Ce que l’on sait, c’est que « l’Homme est un singe nu » (4) : c’est le seul primate à ne pas posséder de pelage. Pour quelle raison ? Il existe de nombreuses hypothèses. La peau nue aurait permis de transpirer pour lutter contre la chaleur de la savane, ou de limiter la prolifération des parasites sur le corps. Elle aurait été plus adaptée à la vie semi-aquatique menée par nos ancêtres à la saison sèche. Ou encore, elle permettrait de mieux voir les changements de couleur du visage et d’en traduire les signes. Quant à Darwin, en 1871, il pensait que les humains avaient opéré une « sélection active » en trouvant « plus attractifs les rapports sexuels avec des individus qui manifestaient des phénotypes glabres » (3). Priscille Touraille regrette que son intuition n’ait pas été approfondie par les scientifiques.
Lisa Giachino
1- Mémoire de Master 2 en Histoire des sociétés occidentales contemporaines, Université Paris 1, 2018-2020.

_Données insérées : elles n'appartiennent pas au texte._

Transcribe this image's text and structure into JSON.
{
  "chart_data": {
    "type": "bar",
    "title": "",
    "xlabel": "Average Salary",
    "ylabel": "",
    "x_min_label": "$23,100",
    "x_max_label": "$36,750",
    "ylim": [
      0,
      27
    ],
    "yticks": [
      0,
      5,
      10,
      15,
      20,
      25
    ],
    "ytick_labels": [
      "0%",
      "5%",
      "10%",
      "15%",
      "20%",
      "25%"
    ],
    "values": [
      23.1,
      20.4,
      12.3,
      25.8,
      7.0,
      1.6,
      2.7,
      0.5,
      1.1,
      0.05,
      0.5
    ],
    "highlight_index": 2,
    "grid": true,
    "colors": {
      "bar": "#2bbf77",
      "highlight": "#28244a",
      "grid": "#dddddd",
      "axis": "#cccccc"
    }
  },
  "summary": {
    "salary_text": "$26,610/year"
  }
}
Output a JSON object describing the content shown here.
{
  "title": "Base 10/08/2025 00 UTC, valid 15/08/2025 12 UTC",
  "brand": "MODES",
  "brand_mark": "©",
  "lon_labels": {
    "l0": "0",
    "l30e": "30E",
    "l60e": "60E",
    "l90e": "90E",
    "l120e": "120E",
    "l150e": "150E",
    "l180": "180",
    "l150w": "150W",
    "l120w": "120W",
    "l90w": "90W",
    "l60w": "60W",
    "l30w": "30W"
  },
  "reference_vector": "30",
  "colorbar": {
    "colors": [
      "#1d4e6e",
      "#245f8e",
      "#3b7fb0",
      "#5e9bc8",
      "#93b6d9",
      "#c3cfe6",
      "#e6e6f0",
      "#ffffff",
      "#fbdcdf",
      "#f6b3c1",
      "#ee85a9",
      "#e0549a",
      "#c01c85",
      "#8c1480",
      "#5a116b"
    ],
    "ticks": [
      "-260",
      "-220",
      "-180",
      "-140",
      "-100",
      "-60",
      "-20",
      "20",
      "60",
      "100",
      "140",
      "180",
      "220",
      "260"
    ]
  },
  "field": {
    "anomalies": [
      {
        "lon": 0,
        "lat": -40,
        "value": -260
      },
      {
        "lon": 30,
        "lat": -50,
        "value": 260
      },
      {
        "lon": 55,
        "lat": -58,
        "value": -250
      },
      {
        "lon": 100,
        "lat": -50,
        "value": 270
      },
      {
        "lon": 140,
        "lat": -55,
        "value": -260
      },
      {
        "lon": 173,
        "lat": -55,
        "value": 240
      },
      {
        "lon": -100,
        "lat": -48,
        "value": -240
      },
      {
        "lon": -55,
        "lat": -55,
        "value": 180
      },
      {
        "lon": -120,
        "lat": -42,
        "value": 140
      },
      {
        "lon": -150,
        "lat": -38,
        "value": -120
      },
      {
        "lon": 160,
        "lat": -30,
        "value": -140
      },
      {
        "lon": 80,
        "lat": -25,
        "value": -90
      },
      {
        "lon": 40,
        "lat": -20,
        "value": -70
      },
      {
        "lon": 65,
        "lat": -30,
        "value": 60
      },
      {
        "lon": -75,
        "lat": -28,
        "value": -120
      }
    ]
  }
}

2 – Priscille Touraille, Hommes grands, femmes petites : une évolution coûteuse. Les régimes de genre comme force sélective de l’évolution biologique, éd. de la Maison des Sciences de l’Homme, 2008.
3 – Priscille Touraille, Des poils et des hommes. Entre réalités biologiques et imaginaires de genre eurocentrés, Cahiers d’anthropologie sociale n°6, 2010.
4 – Référence : Formule du zoologiste Desmond Morris, 1969.